Mr. President, a federal prompt pay law is critical to ensuring that our pharmacies and health care providers maintain adequate cash flows and are able to continue functioning. Seniors and all patients depend on their local pharmacists and preferred physicians. They are the providers that know their patients best and ensure that they receive the important care they need and deserve. The threat of local pharmacies, physicians and hospitals going out of business has serious consequences with regards to the kind of care the community will receive.


The need for this legislation cannot be understated. In my state of New Jersey, local pharmacies have never had a more challenging financial situation. They are encountering lower reimbursement rates from the prescription drug managers and a 60-90 day lag time in reimbursements, which are putting many on the brink of going out of business. Almost half of all hospitals are operating in the red, and that number is growing. Physicians and hospitals are experiencing rising health care operating costs and tight federal and state budgets. Untimely payment of claims has only compounded these problems.
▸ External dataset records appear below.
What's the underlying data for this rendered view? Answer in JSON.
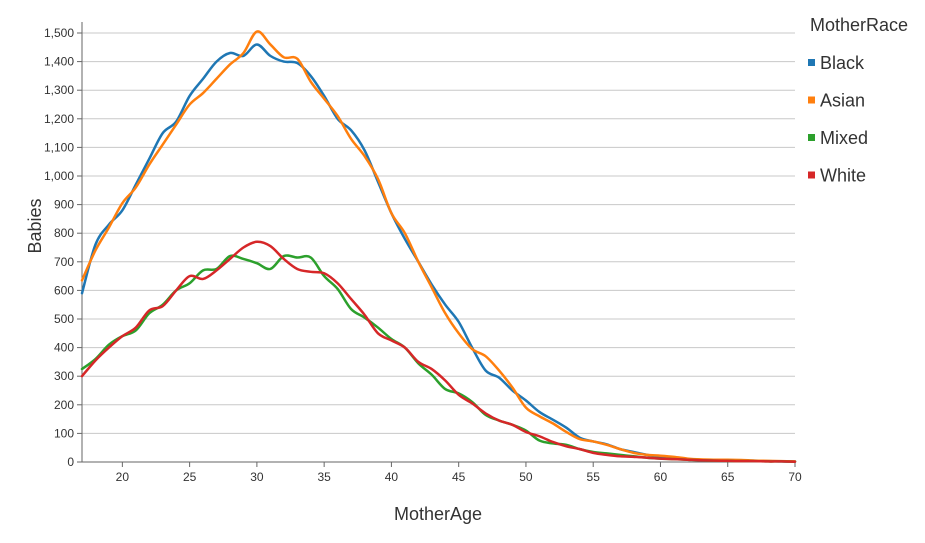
{
  "chart_data": {
    "type": "line",
    "xlabel": "MotherAge",
    "ylabel": "Babies",
    "xlim": [
      17,
      70
    ],
    "ylim": [
      0,
      1500
    ],
    "x_ticks": [
      20,
      25,
      30,
      35,
      40,
      45,
      50,
      55,
      60,
      65,
      70
    ],
    "y_ticks": [
      0,
      100,
      200,
      300,
      400,
      500,
      600,
      700,
      800,
      900,
      1000,
      1100,
      1200,
      1300,
      1400,
      1500
    ],
    "x_tick_labels": [
      "20",
      "25",
      "30",
      "35",
      "40",
      "45",
      "50",
      "55",
      "60",
      "65",
      "70"
    ],
    "y_tick_labels": [
      "0",
      "100",
      "200",
      "300",
      "400",
      "500",
      "600",
      "700",
      "800",
      "900",
      "1,000",
      "1,100",
      "1,200",
      "1,300",
      "1,400",
      "1,500"
    ],
    "grid": "horizontal",
    "legend_title": "MotherRace",
    "legend_position": "top-right",
    "series": [
      {
        "name": "Black",
        "color": "#1f77b4",
        "points": [
          [
            17,
            590
          ],
          [
            18,
            760
          ],
          [
            19,
            830
          ],
          [
            20,
            880
          ],
          [
            21,
            970
          ],
          [
            22,
            1060
          ],
          [
            23,
            1150
          ],
          [
            24,
            1190
          ],
          [
            25,
            1280
          ],
          [
            26,
            1340
          ],
          [
            27,
            1400
          ],
          [
            28,
            1430
          ],
          [
            29,
            1420
          ],
          [
            30,
            1460
          ],
          [
            31,
            1420
          ],
          [
            32,
            1400
          ],
          [
            33,
            1395
          ],
          [
            34,
            1350
          ],
          [
            35,
            1280
          ],
          [
            36,
            1200
          ],
          [
            37,
            1160
          ],
          [
            38,
            1090
          ],
          [
            39,
            980
          ],
          [
            40,
            870
          ],
          [
            41,
            780
          ],
          [
            42,
            700
          ],
          [
            43,
            620
          ],
          [
            44,
            550
          ],
          [
            45,
            490
          ],
          [
            46,
            400
          ],
          [
            47,
            320
          ],
          [
            48,
            295
          ],
          [
            49,
            250
          ],
          [
            50,
            215
          ],
          [
            51,
            175
          ],
          [
            52,
            148
          ],
          [
            53,
            120
          ],
          [
            54,
            85
          ],
          [
            55,
            72
          ],
          [
            56,
            62
          ],
          [
            57,
            45
          ],
          [
            58,
            35
          ],
          [
            59,
            25
          ],
          [
            60,
            18
          ],
          [
            61,
            15
          ],
          [
            62,
            10
          ],
          [
            63,
            8
          ],
          [
            64,
            6
          ],
          [
            65,
            5
          ],
          [
            66,
            4
          ],
          [
            67,
            3
          ],
          [
            68,
            3
          ],
          [
            69,
            2
          ],
          [
            70,
            2
          ]
        ]
      },
      {
        "name": "Asian",
        "color": "#ff7f0e",
        "points": [
          [
            17,
            635
          ],
          [
            18,
            740
          ],
          [
            19,
            820
          ],
          [
            20,
            905
          ],
          [
            21,
            960
          ],
          [
            22,
            1040
          ],
          [
            23,
            1110
          ],
          [
            24,
            1180
          ],
          [
            25,
            1250
          ],
          [
            26,
            1290
          ],
          [
            27,
            1340
          ],
          [
            28,
            1390
          ],
          [
            29,
            1430
          ],
          [
            30,
            1505
          ],
          [
            31,
            1460
          ],
          [
            32,
            1415
          ],
          [
            33,
            1410
          ],
          [
            34,
            1330
          ],
          [
            35,
            1270
          ],
          [
            36,
            1210
          ],
          [
            37,
            1130
          ],
          [
            38,
            1070
          ],
          [
            39,
            990
          ],
          [
            40,
            870
          ],
          [
            41,
            800
          ],
          [
            42,
            700
          ],
          [
            43,
            610
          ],
          [
            44,
            520
          ],
          [
            45,
            450
          ],
          [
            46,
            395
          ],
          [
            47,
            370
          ],
          [
            48,
            320
          ],
          [
            49,
            260
          ],
          [
            50,
            190
          ],
          [
            51,
            160
          ],
          [
            52,
            135
          ],
          [
            53,
            105
          ],
          [
            54,
            80
          ],
          [
            55,
            72
          ],
          [
            56,
            60
          ],
          [
            57,
            45
          ],
          [
            58,
            32
          ],
          [
            59,
            25
          ],
          [
            60,
            22
          ],
          [
            61,
            18
          ],
          [
            62,
            12
          ],
          [
            63,
            9
          ],
          [
            64,
            8
          ],
          [
            65,
            8
          ],
          [
            66,
            7
          ],
          [
            67,
            5
          ],
          [
            68,
            4
          ],
          [
            69,
            3
          ],
          [
            70,
            2
          ]
        ]
      },
      {
        "name": "Mixed",
        "color": "#2ca02c",
        "points": [
          [
            17,
            325
          ],
          [
            18,
            360
          ],
          [
            19,
            410
          ],
          [
            20,
            440
          ],
          [
            21,
            460
          ],
          [
            22,
            520
          ],
          [
            23,
            550
          ],
          [
            24,
            600
          ],
          [
            25,
            625
          ],
          [
            26,
            670
          ],
          [
            27,
            675
          ],
          [
            28,
            720
          ],
          [
            29,
            710
          ],
          [
            30,
            695
          ],
          [
            31,
            675
          ],
          [
            32,
            720
          ],
          [
            33,
            715
          ],
          [
            34,
            715
          ],
          [
            35,
            650
          ],
          [
            36,
            605
          ],
          [
            37,
            535
          ],
          [
            38,
            505
          ],
          [
            39,
            470
          ],
          [
            40,
            430
          ],
          [
            41,
            400
          ],
          [
            42,
            345
          ],
          [
            43,
            305
          ],
          [
            44,
            255
          ],
          [
            45,
            240
          ],
          [
            46,
            210
          ],
          [
            47,
            165
          ],
          [
            48,
            145
          ],
          [
            49,
            130
          ],
          [
            50,
            110
          ],
          [
            51,
            75
          ],
          [
            52,
            65
          ],
          [
            53,
            60
          ],
          [
            54,
            45
          ],
          [
            55,
            35
          ],
          [
            56,
            30
          ],
          [
            57,
            25
          ],
          [
            58,
            20
          ],
          [
            59,
            15
          ],
          [
            60,
            12
          ],
          [
            61,
            10
          ],
          [
            62,
            8
          ],
          [
            63,
            6
          ],
          [
            64,
            5
          ],
          [
            65,
            4
          ],
          [
            66,
            3
          ],
          [
            67,
            3
          ],
          [
            68,
            2
          ],
          [
            69,
            2
          ],
          [
            70,
            1
          ]
        ]
      },
      {
        "name": "White",
        "color": "#d62728",
        "points": [
          [
            17,
            300
          ],
          [
            18,
            355
          ],
          [
            19,
            400
          ],
          [
            20,
            440
          ],
          [
            21,
            470
          ],
          [
            22,
            530
          ],
          [
            23,
            545
          ],
          [
            24,
            600
          ],
          [
            25,
            650
          ],
          [
            26,
            640
          ],
          [
            27,
            670
          ],
          [
            28,
            710
          ],
          [
            29,
            750
          ],
          [
            30,
            770
          ],
          [
            31,
            755
          ],
          [
            32,
            710
          ],
          [
            33,
            675
          ],
          [
            34,
            665
          ],
          [
            35,
            660
          ],
          [
            36,
            625
          ],
          [
            37,
            570
          ],
          [
            38,
            515
          ],
          [
            39,
            450
          ],
          [
            40,
            425
          ],
          [
            41,
            400
          ],
          [
            42,
            350
          ],
          [
            43,
            325
          ],
          [
            44,
            285
          ],
          [
            45,
            235
          ],
          [
            46,
            205
          ],
          [
            47,
            170
          ],
          [
            48,
            145
          ],
          [
            49,
            130
          ],
          [
            50,
            105
          ],
          [
            51,
            90
          ],
          [
            52,
            70
          ],
          [
            53,
            55
          ],
          [
            54,
            45
          ],
          [
            55,
            32
          ],
          [
            56,
            25
          ],
          [
            57,
            20
          ],
          [
            58,
            18
          ],
          [
            59,
            15
          ],
          [
            60,
            12
          ],
          [
            61,
            10
          ],
          [
            62,
            8
          ],
          [
            63,
            6
          ],
          [
            64,
            5
          ],
          [
            65,
            4
          ],
          [
            66,
            3
          ],
          [
            67,
            3
          ],
          [
            68,
            2
          ],
          [
            69,
            2
          ],
          [
            70,
            1
          ]
        ]
      }
    ]
  }
}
The problem of late payments has reached such a crisis that the majority of states, including New Jersey, have enacted "prompt pay" laws to require insurers to pay their bills within a specific time-frame. Unfortunately, New Jersey's law, like most similar state laws, is largely ineffective because it lacks strong enforcement provisions and offers no incentives for private insurers to comply. Furthermore, state prompt-pay laws apply only to state-regulated plans, which only cover approximately half of New Jerseyans that are insured.


The bottom line is that pharmacies, physicians, hospitals and other health care providers should not have to shoulder the burden of unpaid claims. These local providers have fulfilled their commitment to care for patients, and my legislation will ensure that private insurers assume the financial responsibilities for the health coverage they are being paid to provide.


M. President, I ask unanimous consent that a copy of the legislation be printed in the Record at this point.